Any coerced transfer of Palestinians to the Sinai or Jordan or wherever would be a prima facie violation of this statute.
I know the response from many would be, "war crimes aren't real," and as much as I disagree with that viewpoint, let's set it aside. The real significance here is that if the United States and Israel openly commit ethnic cleansing, that act would be the official abandonment of the postwar moral consensus that has ruled the institutions of the First World for almost 80 years. The secular religion of the United States defines Hitler as Satan and the Geneva Conventions as its commandments. To flout those commandments would be publicly discarding the standard that makes Hitler into Satan.

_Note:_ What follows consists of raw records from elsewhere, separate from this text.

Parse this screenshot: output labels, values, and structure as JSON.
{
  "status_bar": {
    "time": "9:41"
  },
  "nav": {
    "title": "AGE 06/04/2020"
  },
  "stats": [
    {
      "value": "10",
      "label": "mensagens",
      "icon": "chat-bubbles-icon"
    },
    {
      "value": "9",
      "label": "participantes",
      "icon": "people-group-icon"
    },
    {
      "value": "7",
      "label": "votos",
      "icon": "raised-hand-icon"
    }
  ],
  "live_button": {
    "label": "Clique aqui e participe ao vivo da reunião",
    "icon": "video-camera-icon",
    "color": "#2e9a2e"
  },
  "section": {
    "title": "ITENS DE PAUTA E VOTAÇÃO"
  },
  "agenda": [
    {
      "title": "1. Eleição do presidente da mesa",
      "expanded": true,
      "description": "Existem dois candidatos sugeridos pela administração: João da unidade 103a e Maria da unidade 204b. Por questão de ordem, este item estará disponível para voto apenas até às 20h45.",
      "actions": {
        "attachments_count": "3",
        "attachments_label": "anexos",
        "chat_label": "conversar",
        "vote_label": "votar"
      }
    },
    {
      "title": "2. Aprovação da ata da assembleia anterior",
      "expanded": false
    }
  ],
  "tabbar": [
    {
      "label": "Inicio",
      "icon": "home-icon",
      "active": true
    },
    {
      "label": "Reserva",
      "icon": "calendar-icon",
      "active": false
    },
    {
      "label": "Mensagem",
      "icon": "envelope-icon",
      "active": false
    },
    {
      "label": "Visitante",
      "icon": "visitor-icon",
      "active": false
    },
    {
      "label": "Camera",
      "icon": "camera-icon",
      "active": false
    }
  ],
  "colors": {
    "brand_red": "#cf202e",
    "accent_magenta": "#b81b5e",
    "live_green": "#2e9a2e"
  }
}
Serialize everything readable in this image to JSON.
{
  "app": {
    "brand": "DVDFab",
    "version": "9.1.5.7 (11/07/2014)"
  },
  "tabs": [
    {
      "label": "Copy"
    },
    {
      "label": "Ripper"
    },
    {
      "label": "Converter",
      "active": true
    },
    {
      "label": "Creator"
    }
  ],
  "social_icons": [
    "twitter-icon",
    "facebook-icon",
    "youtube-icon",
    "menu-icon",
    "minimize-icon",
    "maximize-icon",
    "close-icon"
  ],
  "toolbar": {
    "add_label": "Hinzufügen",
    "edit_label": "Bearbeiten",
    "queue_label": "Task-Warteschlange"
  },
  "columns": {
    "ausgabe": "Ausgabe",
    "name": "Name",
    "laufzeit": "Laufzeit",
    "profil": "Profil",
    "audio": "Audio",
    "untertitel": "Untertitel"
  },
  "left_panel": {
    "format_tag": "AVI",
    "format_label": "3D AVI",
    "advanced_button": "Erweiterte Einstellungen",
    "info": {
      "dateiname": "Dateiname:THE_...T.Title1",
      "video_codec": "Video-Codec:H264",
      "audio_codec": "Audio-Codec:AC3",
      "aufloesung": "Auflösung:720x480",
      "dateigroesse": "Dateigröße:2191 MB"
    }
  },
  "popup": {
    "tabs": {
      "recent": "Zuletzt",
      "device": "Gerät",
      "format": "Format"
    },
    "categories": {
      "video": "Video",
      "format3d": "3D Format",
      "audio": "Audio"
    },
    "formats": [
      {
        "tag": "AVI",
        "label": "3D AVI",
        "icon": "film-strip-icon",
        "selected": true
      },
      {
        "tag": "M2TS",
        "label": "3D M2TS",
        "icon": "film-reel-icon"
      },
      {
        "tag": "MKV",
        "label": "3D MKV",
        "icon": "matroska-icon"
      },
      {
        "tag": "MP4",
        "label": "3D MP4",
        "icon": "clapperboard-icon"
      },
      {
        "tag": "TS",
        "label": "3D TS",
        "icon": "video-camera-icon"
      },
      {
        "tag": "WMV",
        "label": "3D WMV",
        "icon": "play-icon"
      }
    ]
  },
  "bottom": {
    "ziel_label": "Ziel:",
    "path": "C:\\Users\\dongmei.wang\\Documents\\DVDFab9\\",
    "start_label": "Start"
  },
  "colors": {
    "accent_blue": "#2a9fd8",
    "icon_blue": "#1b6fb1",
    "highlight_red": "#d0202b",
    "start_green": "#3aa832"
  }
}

Yes, US proxies have violated the Geneva Conventions several times and gotten away with it if they were valuable enough. But the fallout of this decision would be far bigger than that. Popes have gotten away with all kinds of degeneracy and graft behind the scenes, but a Pope has never publicly broken the commandments against adultery or theft and told everyone to just get over it.
The natural response would be, "well if you can get away with it, how come Satan can't?" And the emperor has no clothes.
I admire your optimism. They have a whole forest of fig leaves to use. "The Palestinian people have suffered tremendously because the actions of a terrorist few. In order to improve their lives, we will temporarily bring them over to housing constructed with US humanitarian assistance, in order that Gaza might be rebuilt and they might be able to resume their lives in their homeland in peace and prosperity."
Though as I said, it ain't happening.
So did Ataturk. So did their ally Aliyev. So did the post-WW2 governments in Eastern Europe, even before communists took over. Hitler isn't bad because he committed ethnic cleansing, or because he committed genocide, Hitler is bad because they say he's bad. They could equally well say that he's good for being a pioneer in combating climate change. They will simply not say that the US is bad, and that will take care of it. Just like Al Qaeda being bad for being terrorists does not extend to the US being bad for blowing up Nord Stream, or for that matter Al Qeada being bad when they fight US opponents.
Sometimes, this changes multiple times in a decade. Stalin was bad until June 22, 1941, then he was good Uncle Joe, and then he switched back to being bad when the Cold War started. Did Uncle Joe's character change? No. It was in their interests to say that he was bad, good and then bad again... so he was!
By the way, I'm not sure where that aggressive tone is coming from. I don't disagree with you that this is a bad thing, only about your optimism that great powers would face consequences. I have never, ever seen them face consequences for any of their acts, and I don't expect that to start because logic dictates that it should. They are above logic.
OK, if this isn't such a big deal to the international order as you suggest, then there should be a few examples of a First World country getting away with ethnic cleansing, right?
There are of course examples during wars and afterwards, but I'm guessing that you mean under normal circumstances. I submit that they didn't because they do not need to. It is not in their interests (or at least of that of the corrupt elites). And as far as I know, ethnic cleansing is very rare in peacetime anyway, even in non-First World countries.
Most first world countries committed their ethnic cleansings centuries ago. The reason why Europe was such a nice place to live, was because all the war, ethnic cleansings and forced assimilations had made it a mostly homogeneous place.
They can get away with wars of aggression. They can get away with bombing civilians and burning people alive. Why is it so difficult to believe that they could get away with ethnic cleansing?
Just any postwar example. Under any circumstances.
We are talking about the postwar period...
Occasionally your perspective and reasoning is so obtuse that I wonder if you're disingenuous. Same thing with Giz.
In this case my OP is super clear that the issue isn't the actual violation because the conventions have been ignored many times, but then you restated the same point as a rebuttal.
Technically, the Czech Republic was a first-world country, and it did expel its German population in a very brutal fashion that even Churchill criticized. Poles were expelled from the Baltic states and from fake Ukraine. But these are not a great examples because they came right after the war.
I know. If you ethnically cleanse your country so that it's a nice, stable, homogeneous place, then you don't need to do it in the postwar period. That is what I meant.
I did not find your counterargument to be terribly persuasive. You say that this would undermine the 'order' because other countries could point to the US and engage in the same thing. Leaving aside that they do not need the good example of the US to follow - e.g. Azerbaijan is ethnically cleansing and murdering Armenians.... we can look at other cases to see if countries successfully use US behavior to justify their own actions. Can Russia say that they get to blow up European infrastructure because the US does it? No, because Russher bad.
Also, your argument is that "if the most powerful country in the world can do X, then weaker countries can do the same". Weaker countries are already doing X. And it hardly follows from the fact that the most powerful country of the world being able to get away with X that weaker countries could also do that (though they are).
I wish you were right. But I'm afraid that you're not.